1,8 million pour quoi ?

Avec une équipe new-look, le Sporting est parti dans une course contre-la-montre pour le maintien.

Tambour et trompette, le nouveau Sporting de Charleroi est arrivé. Et on n’était pas les seuls curieux à s’être déplacé au stade du Pays de Charleroi pour voir cette équipe new look. Alors que le stade se vidait ces dernières semaines, ils étaient plus de 7.000 à avoir rallié l’ancien Mambourg par curiosité. Et pour croire à l’opération rachat, un formidable défi qui consiste à ramener des points de chaque match encore à disputer. Autant dire mission délicate, voire impossible.

Mais cela a commencé contre Malines. Un point pris – ce qui a permis tout de même à l’entraîneur hongrois Czaba Laszlo d’améliorer son ratio de 50 % puisqu’il n’avait conquis que deux points sur 39 – et un record négatif évité (celui de la plus longue série de défaites enregistrée par Felix Week en 1978-1979 lorsque Charleroi avait aligné huit défaites de rang). Laszlo en restera à sept défaites. C’est déjà cela de pris : on s’accroche au moindre signe positif.

 » On n’a pas pris de buts et on s’est battu tous ensemble sans rien lâcher « , disait Peter Franquart.  » Le vestiaire a changé. Il est plus soudé, plus serré. C’est complètement différent. La dynamique est lancée « , rajoutait le président Abbas Bayat.  » Même si on est un peu pressé par le temps, on prend un point sur nos concurrents directs que sont le Lierse et Eupen, on stoppe la spirale négative et on a préservé nos cages « , concluait Frank Signorino, le nouveau back gauche.

Et pourtant, le Sporting est toujours à cinq points du Lierse (où il se déplace samedi) et à huit d’Eupen. Vendredi, la veille de la reprise contre Malines, il se chuchotait dans les couloirs du stade que si les Zèbres ne gagnaient pas, cela semblait déjà cuit. On ne peut reprocher au président Bayat de ne pas y croire et de ne pas s’être doté des moyens de ses espérances. Au total, il a sorti 1,8 million d’euros (1 million pour les transferts, 800.000 pour les salaires). Neuf nouveaux joueurs, tous acquis assez tôt afin qu’ils soient prêts pour la reprise. Deux encore en attente de conclusion (un médian défensif et un attaquant).  » L’objectif reste le maintien direct. Est-ce qu’on sera un peu court ? Je n’espère pas mais si on termine à la quinzième ou seizième place, on sera prêt pour les barrages ! « , admet Bayat.

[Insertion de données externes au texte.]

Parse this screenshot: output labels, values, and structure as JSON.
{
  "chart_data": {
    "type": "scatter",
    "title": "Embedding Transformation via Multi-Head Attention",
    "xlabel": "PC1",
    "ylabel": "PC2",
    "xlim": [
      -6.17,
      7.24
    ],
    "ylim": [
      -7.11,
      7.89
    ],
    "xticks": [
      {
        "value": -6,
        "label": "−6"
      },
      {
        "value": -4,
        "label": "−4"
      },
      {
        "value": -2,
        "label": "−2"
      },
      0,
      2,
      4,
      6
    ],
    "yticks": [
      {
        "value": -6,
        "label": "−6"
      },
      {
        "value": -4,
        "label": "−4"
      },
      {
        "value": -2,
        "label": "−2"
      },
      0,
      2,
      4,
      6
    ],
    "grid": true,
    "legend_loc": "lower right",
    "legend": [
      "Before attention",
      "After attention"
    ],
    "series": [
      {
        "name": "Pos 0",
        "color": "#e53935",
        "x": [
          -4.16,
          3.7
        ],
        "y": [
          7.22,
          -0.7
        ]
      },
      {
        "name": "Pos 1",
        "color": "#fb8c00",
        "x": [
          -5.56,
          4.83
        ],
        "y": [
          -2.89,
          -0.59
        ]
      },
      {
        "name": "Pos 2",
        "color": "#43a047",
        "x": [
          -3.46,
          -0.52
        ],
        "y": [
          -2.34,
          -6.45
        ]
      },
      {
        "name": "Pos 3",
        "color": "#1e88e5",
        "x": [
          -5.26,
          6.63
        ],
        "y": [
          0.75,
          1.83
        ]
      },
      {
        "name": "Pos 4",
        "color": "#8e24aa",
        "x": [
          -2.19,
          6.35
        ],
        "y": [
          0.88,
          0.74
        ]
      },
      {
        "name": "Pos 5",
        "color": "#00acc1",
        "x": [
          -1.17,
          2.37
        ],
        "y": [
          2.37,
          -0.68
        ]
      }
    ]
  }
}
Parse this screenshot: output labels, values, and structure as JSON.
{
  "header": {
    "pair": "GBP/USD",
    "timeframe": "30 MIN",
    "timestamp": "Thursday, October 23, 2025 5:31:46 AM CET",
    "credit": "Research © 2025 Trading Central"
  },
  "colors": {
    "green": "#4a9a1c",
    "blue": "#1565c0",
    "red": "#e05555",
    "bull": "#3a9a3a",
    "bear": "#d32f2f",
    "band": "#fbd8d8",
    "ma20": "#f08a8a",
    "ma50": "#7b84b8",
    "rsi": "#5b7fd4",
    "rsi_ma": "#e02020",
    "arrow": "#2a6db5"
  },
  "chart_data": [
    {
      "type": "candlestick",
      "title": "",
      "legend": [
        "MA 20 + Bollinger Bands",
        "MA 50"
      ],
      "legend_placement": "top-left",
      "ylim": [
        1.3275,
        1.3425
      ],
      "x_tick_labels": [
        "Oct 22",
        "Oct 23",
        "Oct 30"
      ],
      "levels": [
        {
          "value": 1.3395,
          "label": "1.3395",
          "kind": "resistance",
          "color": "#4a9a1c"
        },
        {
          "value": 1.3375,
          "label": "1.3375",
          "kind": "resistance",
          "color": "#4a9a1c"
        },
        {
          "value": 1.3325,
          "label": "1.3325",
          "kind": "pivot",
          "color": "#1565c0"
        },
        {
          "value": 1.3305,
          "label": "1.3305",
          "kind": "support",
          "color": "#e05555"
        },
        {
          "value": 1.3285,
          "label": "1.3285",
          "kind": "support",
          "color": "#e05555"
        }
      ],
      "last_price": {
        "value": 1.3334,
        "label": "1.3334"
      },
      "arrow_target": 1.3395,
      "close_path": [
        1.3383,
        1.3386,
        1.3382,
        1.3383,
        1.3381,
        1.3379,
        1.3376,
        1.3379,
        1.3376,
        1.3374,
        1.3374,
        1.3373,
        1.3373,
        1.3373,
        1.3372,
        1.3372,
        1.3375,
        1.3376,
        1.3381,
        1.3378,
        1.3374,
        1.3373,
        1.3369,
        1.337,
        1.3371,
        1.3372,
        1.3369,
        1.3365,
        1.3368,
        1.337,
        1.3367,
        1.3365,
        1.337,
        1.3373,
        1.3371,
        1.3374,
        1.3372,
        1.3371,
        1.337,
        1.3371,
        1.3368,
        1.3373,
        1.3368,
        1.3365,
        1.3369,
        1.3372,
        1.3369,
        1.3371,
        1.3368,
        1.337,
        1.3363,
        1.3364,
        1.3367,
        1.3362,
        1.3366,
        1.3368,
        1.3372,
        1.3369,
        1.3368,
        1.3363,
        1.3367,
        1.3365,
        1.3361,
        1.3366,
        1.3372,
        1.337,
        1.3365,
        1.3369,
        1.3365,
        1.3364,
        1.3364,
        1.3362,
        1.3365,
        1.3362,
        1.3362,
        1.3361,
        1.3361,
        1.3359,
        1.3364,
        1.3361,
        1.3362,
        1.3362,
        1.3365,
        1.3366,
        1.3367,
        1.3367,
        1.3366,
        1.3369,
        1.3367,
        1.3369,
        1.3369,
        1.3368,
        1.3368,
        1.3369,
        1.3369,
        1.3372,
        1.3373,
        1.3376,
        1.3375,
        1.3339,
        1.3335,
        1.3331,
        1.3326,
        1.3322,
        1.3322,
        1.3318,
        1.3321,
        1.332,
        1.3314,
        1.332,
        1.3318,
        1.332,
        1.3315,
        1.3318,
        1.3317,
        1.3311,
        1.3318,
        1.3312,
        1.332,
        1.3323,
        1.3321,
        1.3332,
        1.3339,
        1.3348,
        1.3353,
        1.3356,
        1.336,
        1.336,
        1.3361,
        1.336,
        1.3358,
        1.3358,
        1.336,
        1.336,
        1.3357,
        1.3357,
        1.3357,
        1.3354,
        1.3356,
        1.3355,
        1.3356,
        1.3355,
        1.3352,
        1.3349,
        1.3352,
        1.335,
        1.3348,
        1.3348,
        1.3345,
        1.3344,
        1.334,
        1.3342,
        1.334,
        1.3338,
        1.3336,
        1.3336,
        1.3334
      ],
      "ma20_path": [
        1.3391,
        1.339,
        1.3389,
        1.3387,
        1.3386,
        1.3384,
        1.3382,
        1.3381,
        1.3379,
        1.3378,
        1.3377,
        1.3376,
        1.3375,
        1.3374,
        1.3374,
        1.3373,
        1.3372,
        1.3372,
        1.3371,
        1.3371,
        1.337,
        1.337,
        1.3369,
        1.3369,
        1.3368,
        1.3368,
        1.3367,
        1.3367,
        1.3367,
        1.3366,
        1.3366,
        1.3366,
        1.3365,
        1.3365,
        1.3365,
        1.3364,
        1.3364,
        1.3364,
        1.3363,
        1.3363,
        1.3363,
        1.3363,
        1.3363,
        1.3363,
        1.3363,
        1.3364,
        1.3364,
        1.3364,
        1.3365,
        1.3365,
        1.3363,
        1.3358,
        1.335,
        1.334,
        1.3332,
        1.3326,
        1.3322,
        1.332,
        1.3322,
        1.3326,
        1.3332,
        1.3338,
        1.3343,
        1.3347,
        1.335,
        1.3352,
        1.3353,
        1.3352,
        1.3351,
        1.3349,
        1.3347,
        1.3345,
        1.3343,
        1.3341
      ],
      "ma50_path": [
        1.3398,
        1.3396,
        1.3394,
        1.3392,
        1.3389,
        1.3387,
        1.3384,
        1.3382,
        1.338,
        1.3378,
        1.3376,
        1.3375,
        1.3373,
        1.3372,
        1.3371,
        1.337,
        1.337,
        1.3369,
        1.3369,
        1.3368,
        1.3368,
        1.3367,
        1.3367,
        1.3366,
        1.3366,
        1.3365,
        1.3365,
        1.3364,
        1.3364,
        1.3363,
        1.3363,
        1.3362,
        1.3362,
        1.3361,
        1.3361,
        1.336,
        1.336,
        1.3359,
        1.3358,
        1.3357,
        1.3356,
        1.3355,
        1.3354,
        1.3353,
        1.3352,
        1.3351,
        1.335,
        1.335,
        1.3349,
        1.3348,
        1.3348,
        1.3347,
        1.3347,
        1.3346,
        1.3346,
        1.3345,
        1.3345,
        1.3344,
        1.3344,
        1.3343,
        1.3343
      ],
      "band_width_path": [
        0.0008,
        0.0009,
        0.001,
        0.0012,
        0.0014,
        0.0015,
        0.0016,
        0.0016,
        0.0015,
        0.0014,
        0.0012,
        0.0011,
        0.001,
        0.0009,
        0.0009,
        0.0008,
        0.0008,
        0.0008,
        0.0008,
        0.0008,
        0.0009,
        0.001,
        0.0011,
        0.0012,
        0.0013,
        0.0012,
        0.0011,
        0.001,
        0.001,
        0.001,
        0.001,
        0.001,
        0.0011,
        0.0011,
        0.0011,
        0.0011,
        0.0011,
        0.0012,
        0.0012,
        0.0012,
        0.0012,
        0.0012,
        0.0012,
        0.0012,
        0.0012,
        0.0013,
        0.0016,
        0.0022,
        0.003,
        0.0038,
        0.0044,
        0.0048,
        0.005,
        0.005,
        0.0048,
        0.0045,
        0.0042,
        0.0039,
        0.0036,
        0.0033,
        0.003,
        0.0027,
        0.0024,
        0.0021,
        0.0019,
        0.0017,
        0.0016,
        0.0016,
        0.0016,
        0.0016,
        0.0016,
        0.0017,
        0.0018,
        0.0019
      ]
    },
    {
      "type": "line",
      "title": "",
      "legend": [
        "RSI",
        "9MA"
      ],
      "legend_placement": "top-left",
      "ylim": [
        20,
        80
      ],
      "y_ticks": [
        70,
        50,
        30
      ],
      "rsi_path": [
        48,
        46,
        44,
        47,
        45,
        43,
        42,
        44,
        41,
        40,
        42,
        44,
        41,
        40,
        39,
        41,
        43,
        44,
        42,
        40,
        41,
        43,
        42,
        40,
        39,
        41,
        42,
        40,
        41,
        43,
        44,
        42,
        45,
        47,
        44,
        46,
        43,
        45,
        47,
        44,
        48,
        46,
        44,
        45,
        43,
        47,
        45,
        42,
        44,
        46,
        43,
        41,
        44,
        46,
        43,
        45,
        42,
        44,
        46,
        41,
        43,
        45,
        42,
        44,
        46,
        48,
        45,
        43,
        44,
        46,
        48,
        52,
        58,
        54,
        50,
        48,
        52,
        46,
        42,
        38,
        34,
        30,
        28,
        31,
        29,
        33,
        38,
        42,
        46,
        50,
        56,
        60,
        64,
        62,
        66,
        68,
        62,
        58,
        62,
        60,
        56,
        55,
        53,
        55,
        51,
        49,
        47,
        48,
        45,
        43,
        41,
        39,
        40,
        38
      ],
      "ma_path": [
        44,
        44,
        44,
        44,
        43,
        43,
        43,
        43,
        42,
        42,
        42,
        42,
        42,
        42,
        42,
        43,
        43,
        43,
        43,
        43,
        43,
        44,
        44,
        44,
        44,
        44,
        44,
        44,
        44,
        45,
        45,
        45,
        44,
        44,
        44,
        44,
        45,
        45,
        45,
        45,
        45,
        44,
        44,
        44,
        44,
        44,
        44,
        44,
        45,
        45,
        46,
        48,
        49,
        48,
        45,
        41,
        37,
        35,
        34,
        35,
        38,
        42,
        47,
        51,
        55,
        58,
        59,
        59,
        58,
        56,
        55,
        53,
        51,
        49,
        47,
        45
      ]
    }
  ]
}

Une nouvelle équipe, un nouveau capitaine

Mais que vaut cette nouvelle équipe ? Difficile à dire. Sur papier, elle semble très prometteuse, avec un mélange de joueurs revanchards, expérimentés et d’éléments susceptibles d’apporter une plus-value à la revente. Sur le terrain, face à un Malines déforcé, elle a manqué de génie pour emballer la partie. Par contre, sur le plan défensif, elle est solide. Seul Samuel Fabris, sans doute parce que l’Espagnol Javier Martos n’était pas encore qualifié, avait survécu dans la ligne arrière. Le gardien Rudy Riou, le Slovène Elvedin Dzinic, l’Israélien Matan Ohayon et le Français Signorino sont des joueurs sûrs et sobres.

Une nouvelle atmosphère, une nouvelle équipe, un nouveau capitaine : on a donc tout changé au Sporting. Ah non, il y a toujours le même entraîneur qui joue sans doute sa place sur les deux prochains matches. Désormais, il dispose d’une équipe compétitive.

Pour faire place à ses nouveaux renforts (et pour essayer d’alléger la masse salariale), le Sporting a placé 12 joueurs dans le noyau B. Et grosse surprise, le capitaine Maxime Brillault faisait partie du lot. Pilier de Charleroi depuis le début de la saison, aligné à dix-huit reprises comme titulaire, rien ne prédisposait le Français à rejoindre le camp des bannis. Les dirigeants se montraient d’ailleurs bien ennuyés par les questions sur ce sujet.

-Pourquoi avoir changé de capitaine ?

-Laszlo : Car j’ai choisi Riou.

-Ce n’est pas une réponse…

-Laszlo : Il fallait établir un objectif. Il nous fallait un leader naturel, quelqu’un pour lequel tout le monde avait du respect, quelqu’un qui avait une carrière et qui pouvait s’ériger en modèle tant dans le vestiaire qu’en dehors.

-Vous ne répondez pas à la question : je ne demande pas pourquoi vous avez opté pour Riou mais pourquoi vous avez changé de capitaine. Est-ce que cela signifie que Brillault ne possédait pas ces qualités ?

-Laszlo : Je ne vous parle pas de Brillault mais bien de Riou. Brillault n’est plus là, il est dans le noyau B. Il nous fallait donc un nouveau capitaine.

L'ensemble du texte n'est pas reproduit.